Publication year - 2020
Publication title -
magnetic resonance in medicine
Language(s) - English
Resource type - Journals
SCImago Journal Rank - 1.696
H-Index - 225
eISSN - 1522-2594
pISSN - 0740-3194
DOI - 10.1002/mrm.28304
Subject(s) - arterial spin labeling , magnetization transfer , approximation error , physics , steady state free precession imaging , algorithm , nuclear magnetic resonance , computational physics , mathematics , cerebral blood flow , magnetic resonance imaging , medicine , cardiology , radiology
Purpose To develop a numerical approximation to the general kinetic model for arterial spin labeling (ASL) quantification that will enable greater flexibility in ASL acquisition methods. Theory The Bloch‐McConnell equations are extended to include the effects of single‐compartment inflow and outflow on both the transverse and longitudinal magnetization. These can be solved using an extension of Jaynes’ matrix formalism with piecewise constant approximation of incoming labeled arterial flow and a clearance operator for outgoing venous flow. Methods The proposed numerical approximation is compared with the general kinetic model using simulations of pulsed labeling and pseudo‐continuous labeling and a broad range of transit time and bolus duration for tissue blood flow of 0.6 mL/g/min. Accuracy of the approximation is studied as a function of the timestep using Monte‐Carlo simulations. Three additional scenarios are demonstrated: (1) steady‐pulsed ASL, (2) MR fingerprinting ASL, and (3) balanced SSFP and spoiled gradient‐echo sequences.

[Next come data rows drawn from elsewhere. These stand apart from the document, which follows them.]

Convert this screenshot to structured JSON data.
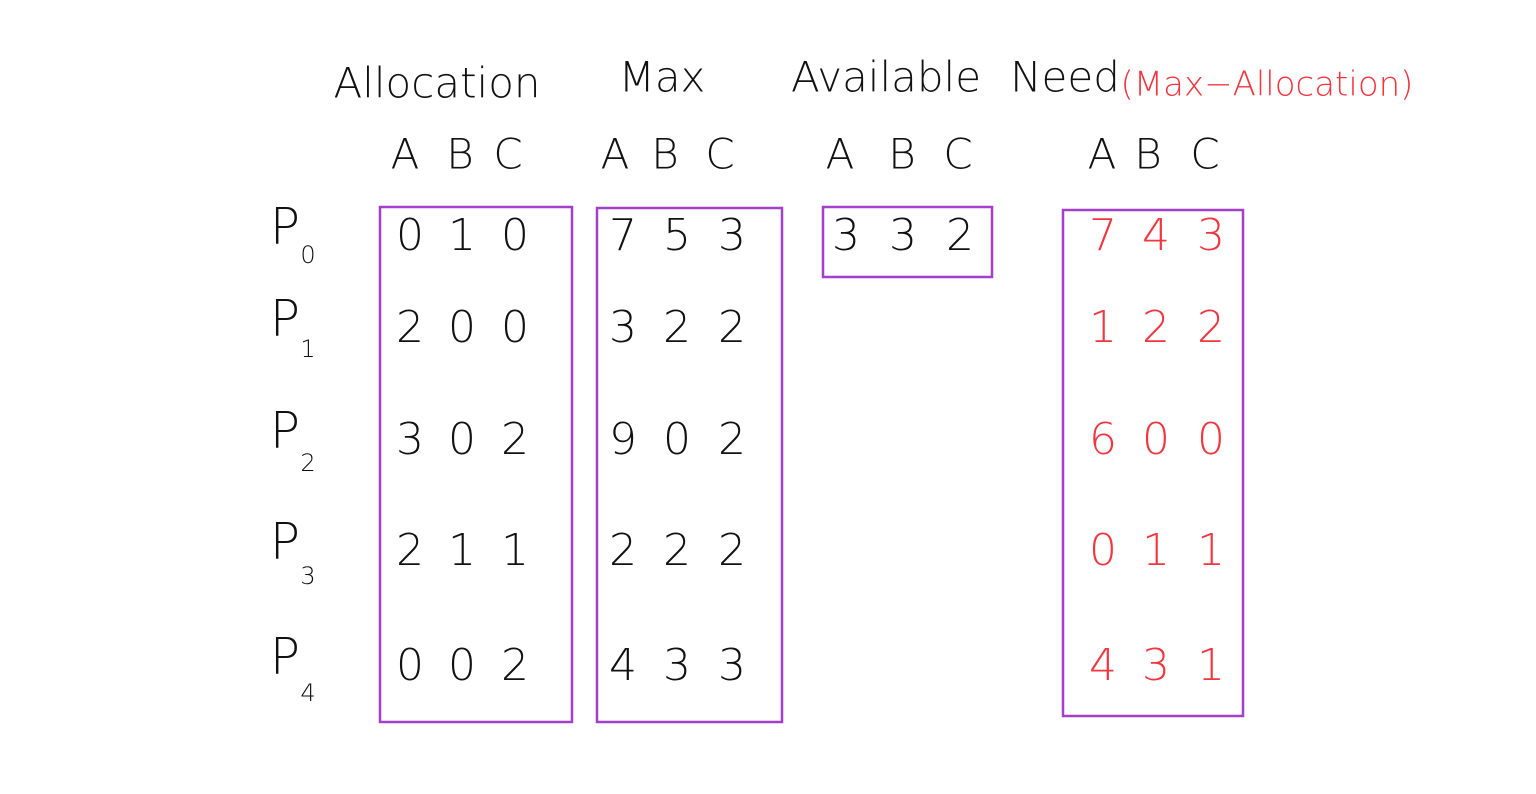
{
  "headers": {
    "allocation": "Allocation",
    "max": "Max",
    "available": "Available",
    "need": "Need",
    "need_note": "(Max−Allocation)"
  },
  "resources": [
    "A",
    "B",
    "C"
  ],
  "processes": [
    {
      "name": "P",
      "index": "0"
    },
    {
      "name": "P",
      "index": "1"
    },
    {
      "name": "P",
      "index": "2"
    },
    {
      "name": "P",
      "index": "3"
    },
    {
      "name": "P",
      "index": "4"
    }
  ],
  "allocation": [
    [
      0,
      1,
      0
    ],
    [
      2,
      0,
      0
    ],
    [
      3,
      0,
      2
    ],
    [
      2,
      1,
      1
    ],
    [
      0,
      0,
      2
    ]
  ],
  "max": [
    [
      7,
      5,
      3
    ],
    [
      3,
      2,
      2
    ],
    [
      9,
      0,
      2
    ],
    [
      2,
      2,
      2
    ],
    [
      4,
      3,
      3
    ]
  ],
  "available": [
    3,
    3,
    2
  ],
  "need": [
    [
      7,
      4,
      3
    ],
    [
      1,
      2,
      2
    ],
    [
      6,
      0,
      0
    ],
    [
      0,
      1,
      1
    ],
    [
      4,
      3,
      1
    ]
  ]
}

Results The proposed approximation was found to be arbitrarily accurate for pulsed labeling and pseudo‐continuous labeling. The pulsed labeling/pseudo‐continuous labeling approximation error compared with the general kinetic model was less than 0.002% (<0.002%) and less than 0.05% (<0.05%) for timesteps of 3 ms and 35 ms, respectively. The proposed approximation matched well with customized signal expressions of steady‐pulsed ASL and MR fingerprinting ASL. The simulations of simultaneous modeling of flow, T 2 , and magnetization transfer showed an increase in steady‐state balanced SSFP and spoiled gradient signals. Conclusion We demonstrate a numerical approximation of the “Bloch–McConnell flow” equations that enables arbitrarily accurate modeling of pulsed ASL and pseudo‐continuous labeling signals comparable to the general kinetic model. This enables increased flexibility in the experiment design for quantitative ASL.